Thursday, May 04, 2006

Dear Tobacco,

You don't ask anything of your subjects other than utter devotion.

Sure, they can carry on their lives 'as normal' and all they have to do is devote anywhere from 10 minutes to even two hours of each day to time with you. You don't care if someone double-tasks, as long as you're part of the action. Like the businessman sitting at home, with the kids in the other room, shuffling through paperwork on the kitchen table. A dark Hollywood-like spotlight might seem to form around him from the potlight above as you dance around the table in gentle wafts, careful to spread out as you creep around the home looking for unsuspecting items to cling to... like cloth, walls, windows, furniture, lungs. You have to leave an impression on anything that might give him reason to not need you, or anything that might make him realize he is stronger than you when he has the right support.

He's allowed to keep you around and get work done; with you convincing him the whole time that he's not putting you in the wrong hands. He is, however, putting you into the wrong lungs. Any lungs. And he's letting you bathe his whole existence in you... to help keep the haze in this head as well as his body.

The irony? Is that much of the smoke he leaves around him literally leaves from him.

Talk about a breath of poison air...

Tuesday, May 02, 2006

Dear Tobacco,

I just can't seem to escape you.

I went for a walk at lunch yesterday with a colleague of mine. It's Spring, and so we decided to risk the breeze in exchange for the sunshine and headed out the large main doors of the building to get to our favourite perimeter sidewalk. Not three steps out and I was reminded that you're always there...

It was like walking through a ghost. I felt you, smelled you, saw you, tasted you, and instantly - again - I loathed you. Swarms of hypnotized teens and adults were laughing and talking their way through the fact that a cloud of your waste was hovering over, in, and around them. They were nursing each other through a few minutes of semi-ignorant bliss.

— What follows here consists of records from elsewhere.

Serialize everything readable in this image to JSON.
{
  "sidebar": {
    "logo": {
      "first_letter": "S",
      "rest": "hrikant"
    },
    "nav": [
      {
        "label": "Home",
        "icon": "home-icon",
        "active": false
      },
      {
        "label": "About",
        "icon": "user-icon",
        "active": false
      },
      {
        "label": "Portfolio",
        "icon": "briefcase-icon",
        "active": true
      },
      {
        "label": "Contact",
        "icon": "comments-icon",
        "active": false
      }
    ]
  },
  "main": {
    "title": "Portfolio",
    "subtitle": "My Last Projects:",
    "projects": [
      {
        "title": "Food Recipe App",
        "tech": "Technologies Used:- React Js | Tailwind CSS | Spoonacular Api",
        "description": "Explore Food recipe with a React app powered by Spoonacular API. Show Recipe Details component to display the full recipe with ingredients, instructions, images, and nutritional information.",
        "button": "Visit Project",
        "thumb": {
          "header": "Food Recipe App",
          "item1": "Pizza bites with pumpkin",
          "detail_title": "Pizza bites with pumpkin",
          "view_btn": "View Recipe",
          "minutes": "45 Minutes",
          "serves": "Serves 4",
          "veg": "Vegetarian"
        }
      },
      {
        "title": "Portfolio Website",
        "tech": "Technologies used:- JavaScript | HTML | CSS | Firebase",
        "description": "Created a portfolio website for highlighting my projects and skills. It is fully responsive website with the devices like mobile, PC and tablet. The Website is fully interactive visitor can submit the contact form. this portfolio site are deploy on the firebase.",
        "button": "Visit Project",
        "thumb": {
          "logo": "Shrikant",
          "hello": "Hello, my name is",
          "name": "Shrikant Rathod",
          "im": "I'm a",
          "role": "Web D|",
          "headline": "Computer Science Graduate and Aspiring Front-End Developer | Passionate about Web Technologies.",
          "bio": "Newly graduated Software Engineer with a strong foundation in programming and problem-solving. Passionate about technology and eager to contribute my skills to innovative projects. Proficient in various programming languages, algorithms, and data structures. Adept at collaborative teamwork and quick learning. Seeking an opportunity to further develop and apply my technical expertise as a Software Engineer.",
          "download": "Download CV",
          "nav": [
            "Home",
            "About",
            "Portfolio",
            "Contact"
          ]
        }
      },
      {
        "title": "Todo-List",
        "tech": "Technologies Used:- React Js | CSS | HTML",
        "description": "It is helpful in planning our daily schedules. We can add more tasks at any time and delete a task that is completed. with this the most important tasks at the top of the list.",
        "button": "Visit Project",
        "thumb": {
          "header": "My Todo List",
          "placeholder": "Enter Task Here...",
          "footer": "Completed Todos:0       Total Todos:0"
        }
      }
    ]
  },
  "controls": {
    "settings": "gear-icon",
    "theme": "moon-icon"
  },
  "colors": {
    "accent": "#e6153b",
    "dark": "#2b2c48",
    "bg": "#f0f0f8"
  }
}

I couldn't help think of the rush the Bison must have felt running in thunderous herds, lungs flexing & blood pumping, nostrils flaring & comradery abound only to find their deaths (sometimes slow) on top of the corpses of those that ran before them. The haze you held over the people I passed yesterday shadowed, to me, the dust and fellowship that blinded the Bison to their own demise, and reeked of the souls you've taken before.

I guess you don't have any qualms about making sure they don't see ahead of each dose. No light at the end of the tunnel with you - at least not the kind of light people would like to see.